The Metropolitan Police Department claims to enforce security. But the uprising for Black lives has again revealed policing to be irredeemably racist as an institution, and more and more people across the U.S. are calling to defund the police and invest in things that actually make Black communities safe, like jobs, schools, public health and other needed services.

Pepco transmits energy to the D.C. area. But it is an investor-owned utility, responsible to financiers who expect a payout every quarter in exchange for their investment in the company. The bills owed each month reflect those payouts, instead of circulating the cost of energy back into improving the system and providing energy to the community.

When people are unable to pay due to extenuating circumstances, they risk having an essential service shut off. According to the Public Service Commission, Pepco cannot disconnect service as long as a public health emergency is declared in D.C. But come early October, when the emergency is set to expire, Pepco can return to withholding electricity from those who can’t afford it. There are food banks and walk-in clinics (which themselves are insufficient) — but there is no basic safety net for access to electricity.

It’s also worth noting how the DC Police Foundation acts as a link in a chain that makes up Pepco’s broader effort to cultivate power and influence in D.C. politics.
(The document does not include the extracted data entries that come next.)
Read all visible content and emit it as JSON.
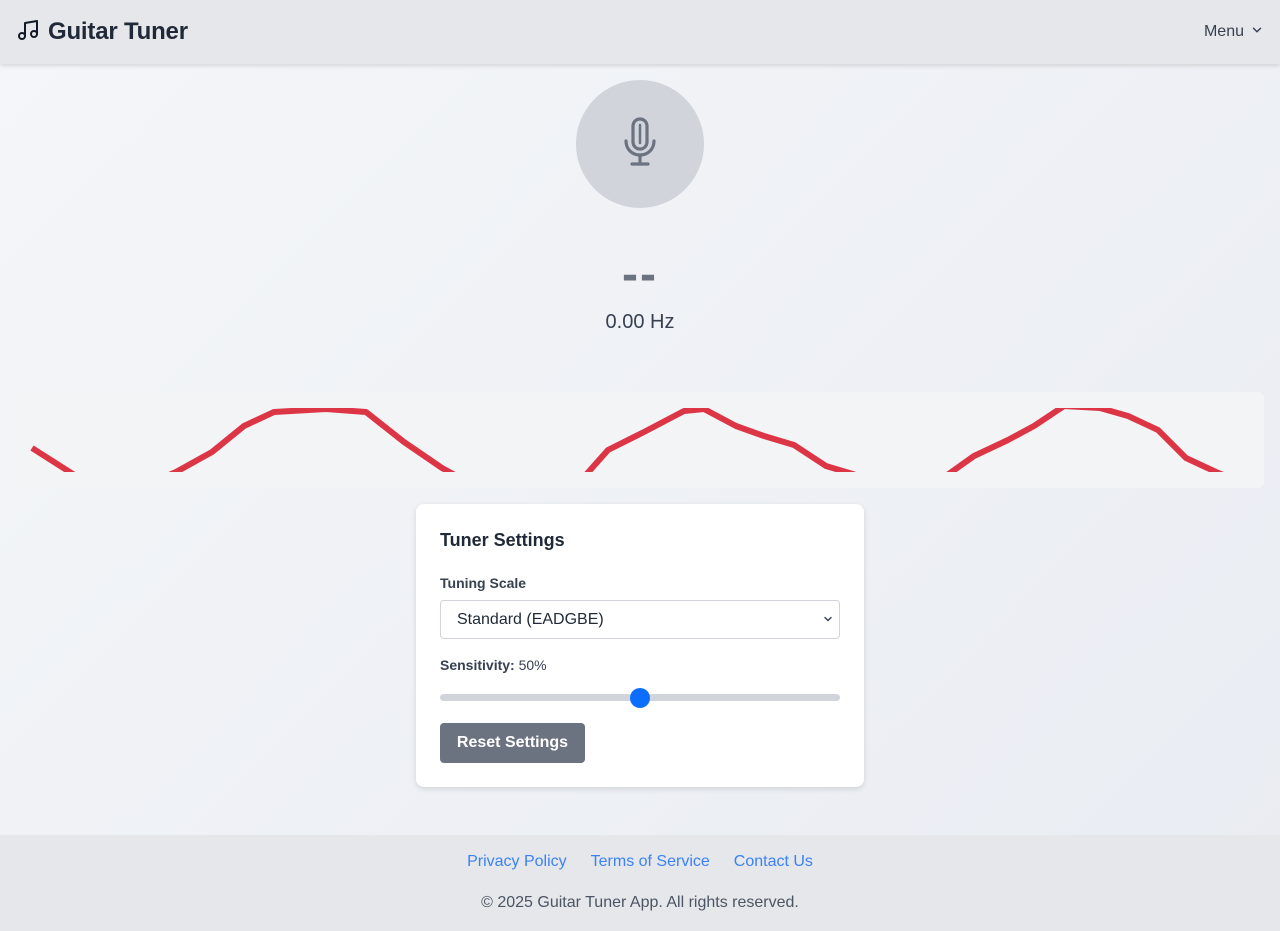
{
  "header": {
    "title": "Guitar Tuner",
    "brand_icon": "music-note-icon",
    "menu_label": "Menu",
    "menu_icon": "chevron-down-icon"
  },
  "tuner": {
    "mic_icon": "microphone-icon",
    "note": "--",
    "frequency": "0.00 Hz",
    "wave_color": "#dc3545"
  },
  "settings": {
    "title": "Tuner Settings",
    "scale_label": "Tuning Scale",
    "scale_value": "Standard (EADGBE)",
    "sensitivity_label": "Sensitivity:",
    "sensitivity_value": "50%",
    "sensitivity_fraction": 0.5,
    "reset_label": "Reset Settings",
    "accent_color": "#0d6efd"
  },
  "footer": {
    "links": [
      "Privacy Policy",
      "Terms of Service",
      "Contact Us"
    ],
    "copyright": "© 2025 Guitar Tuner App. All rights reserved."
  }
}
For example, a host of powerful corporations — such as Geico, SunTrust, Verizon and PNC — that work with Pepco to prop the DC Police Foundation also sit on other powerful boards together, such as the Economic Club of Washington, the Greater Washington Board of Trade, and the DC Chamber of Commerce. These interlocks show the ways that Pepco utilizes corporate philanthropy and corporate-civic alliances to burnish its image and protect its interests, without shifting its business model.

Pepco and the D.C. police purport to provide essential services to the city: safety and energy. But both fail when it counts. Across the United States, people have been calling for defunding the police and for community control of public safety. With millions struggling to pay rent and utilities because of the economic crisis, we should demand community control of energy as well.

Transparency would be a good place to start. As ratepayers, residents have a right to know how much money Pepco and Exelon have donated to the police. Our energy fees should be used to fund community needs like good jobs and clean energy — not Pepco’s political agenda and the police.